London finished with French toast. Had it been ordinary French toast, the strategy might have back-fired, but his use of the ginger-infused maple syrup, Mrs. London’s baguette, market apples and apple sauce as well as some perfect ginger slices, gave this a depth that we reluctantly moved away from to save some appetite for the challenger’s food.
London’s showing was strong and would be tough to beat, but we looked forward to Chef Walsh’s creations eagerly. He started with a bruschetta with the smoked apples, crumbled grilled sausage, thinly sliced cacciota cheese, fresh chives and a glaze of fig vin cotta and apple cider reduced with shallots and herbs. Our eagerness was rewarded. Though the presentation was simple, this was a remarkable bruschetta.
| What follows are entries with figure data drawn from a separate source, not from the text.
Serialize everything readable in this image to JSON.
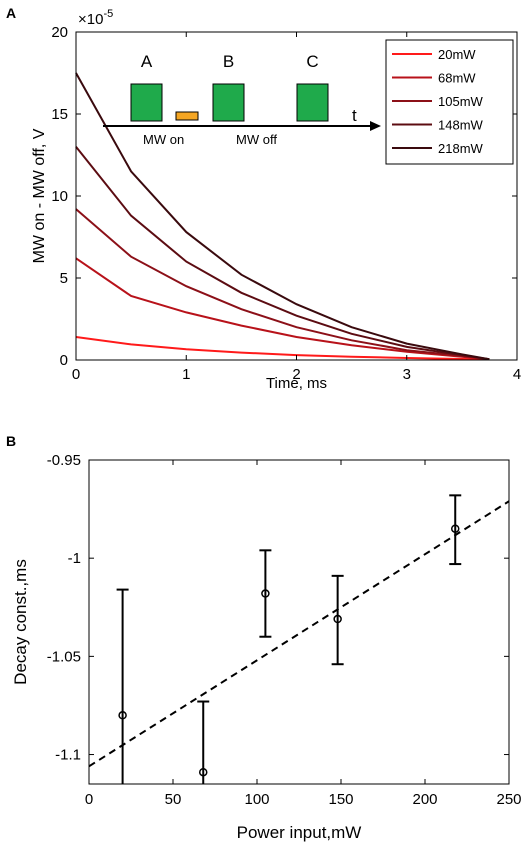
{
  "panels": {
    "a_label": "A",
    "b_label": "B"
  },
  "chart_data": [
    {
      "type": "line",
      "xlabel": "Time, ms",
      "ylabel": "MW on - MW off, V",
      "y_exponent_label": "×10",
      "y_exponent_power": "-5",
      "xlim": [
        0,
        4
      ],
      "ylim": [
        0,
        20
      ],
      "xticks": [
        "0",
        "1",
        "2",
        "3",
        "4"
      ],
      "yticks": [
        "0",
        "5",
        "10",
        "15",
        "20"
      ],
      "grid": false,
      "legend_position": "top-right",
      "series": [
        {
          "name": "20mW",
          "color": "#ff1a1a",
          "y0": 1.4,
          "x": [
            0,
            0.5,
            1,
            1.5,
            2,
            2.5,
            3,
            3.5,
            3.75
          ],
          "y": [
            1.4,
            0.95,
            0.65,
            0.45,
            0.3,
            0.2,
            0.12,
            0.06,
            0.03
          ]
        },
        {
          "name": "68mW",
          "color": "#b8121a",
          "y0": 6.2,
          "x": [
            0,
            0.5,
            1,
            1.5,
            2,
            2.5,
            3,
            3.5,
            3.75
          ],
          "y": [
            6.2,
            3.9,
            2.9,
            2.1,
            1.4,
            0.9,
            0.5,
            0.2,
            0.05
          ]
        },
        {
          "name": "105mW",
          "color": "#8c1018",
          "y0": 9.2,
          "x": [
            0,
            0.5,
            1,
            1.5,
            2,
            2.5,
            3,
            3.5,
            3.75
          ],
          "y": [
            9.2,
            6.3,
            4.5,
            3.1,
            2.0,
            1.2,
            0.6,
            0.25,
            0.05
          ]
        },
        {
          "name": "148mW",
          "color": "#5c0c12",
          "y0": 13.0,
          "x": [
            0,
            0.5,
            1,
            1.5,
            2,
            2.5,
            3,
            3.5,
            3.75
          ],
          "y": [
            13.0,
            8.8,
            6.0,
            4.1,
            2.7,
            1.6,
            0.8,
            0.3,
            0.05
          ]
        },
        {
          "name": "218mW",
          "color": "#3a0a0e",
          "y0": 17.5,
          "x": [
            0,
            0.5,
            1,
            1.5,
            2,
            2.5,
            3,
            3.5,
            3.75
          ],
          "y": [
            17.5,
            11.5,
            7.8,
            5.2,
            3.4,
            2.0,
            1.0,
            0.35,
            0.05
          ]
        }
      ],
      "inset": {
        "labels": [
          "A",
          "B",
          "C"
        ],
        "axis_label": "t",
        "mw_on": "MW on",
        "mw_off": "MW off",
        "pulse_color": "#1faa4b",
        "mw_color": "#f5a623"
      }
    },
    {
      "type": "scatter",
      "xlabel": "Power input,mW",
      "ylabel": "Decay const.,ms",
      "xlim": [
        0,
        250
      ],
      "ylim": [
        -1.115,
        -0.95
      ],
      "xticks": [
        "0",
        "50",
        "100",
        "150",
        "200",
        "250"
      ],
      "yticks": [
        "-1.1",
        "-1.05",
        "-1",
        "-0.95"
      ],
      "ytick_values": [
        -1.1,
        -1.05,
        -1.0,
        -0.95
      ],
      "grid": false,
      "points": [
        {
          "x": 20,
          "y": -1.08,
          "err_low": -1.115,
          "err_high": -1.016
        },
        {
          "x": 68,
          "y": -1.109,
          "err_low": -1.115,
          "err_high": -1.073
        },
        {
          "x": 105,
          "y": -1.018,
          "err_low": -1.04,
          "err_high": -0.996
        },
        {
          "x": 148,
          "y": -1.031,
          "err_low": -1.054,
          "err_high": -1.009
        },
        {
          "x": 218,
          "y": -0.985,
          "err_low": -1.003,
          "err_high": -0.968
        }
      ],
      "fit_line": {
        "x": [
          0,
          250
        ],
        "y": [
          -1.106,
          -0.971
        ]
      }
    }
  ]
}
The blending of flavors and textures was superb with the smoked apples in particular adding great nuances of sweetness, tartness and smokiness. The battle was on!
Walsh’s second dish was quite good, but left a little room for improvement. The fish was particularly good earning extra points for using both the porgy and the skate and using them well. They were pan-fried and delicious and served draping the blue potatoes. The beurre blanc, while tasty was supposed to have been a ginger beurre blanc, however, the flavor of ginger was faint at most. The chard, covering the fish, while well cooked was one-dimensional and the weakest part of the dish. Overall, the dish was quite good, but it wasn’t sufficient to overcome London’s tour-de-force presentation.
The air of the excitement around the event was aided by the extremely capable emceeing of Albany Times Union Food Editor, Steve Barnes and the coverage of local newspapers like The Saratogian and the live broadcasting of Saratoga 101.3.
A repeat winner, Max London will defend his crown again next year. With another victory, he will be retired into the pantheon of Saratoga Farmers Market Iron Chefs! Also returning next year will be the EVO grills. Tom Thibeault promised to provide them again next year as well as adding some Big Green Egg grills! I’m already salivating!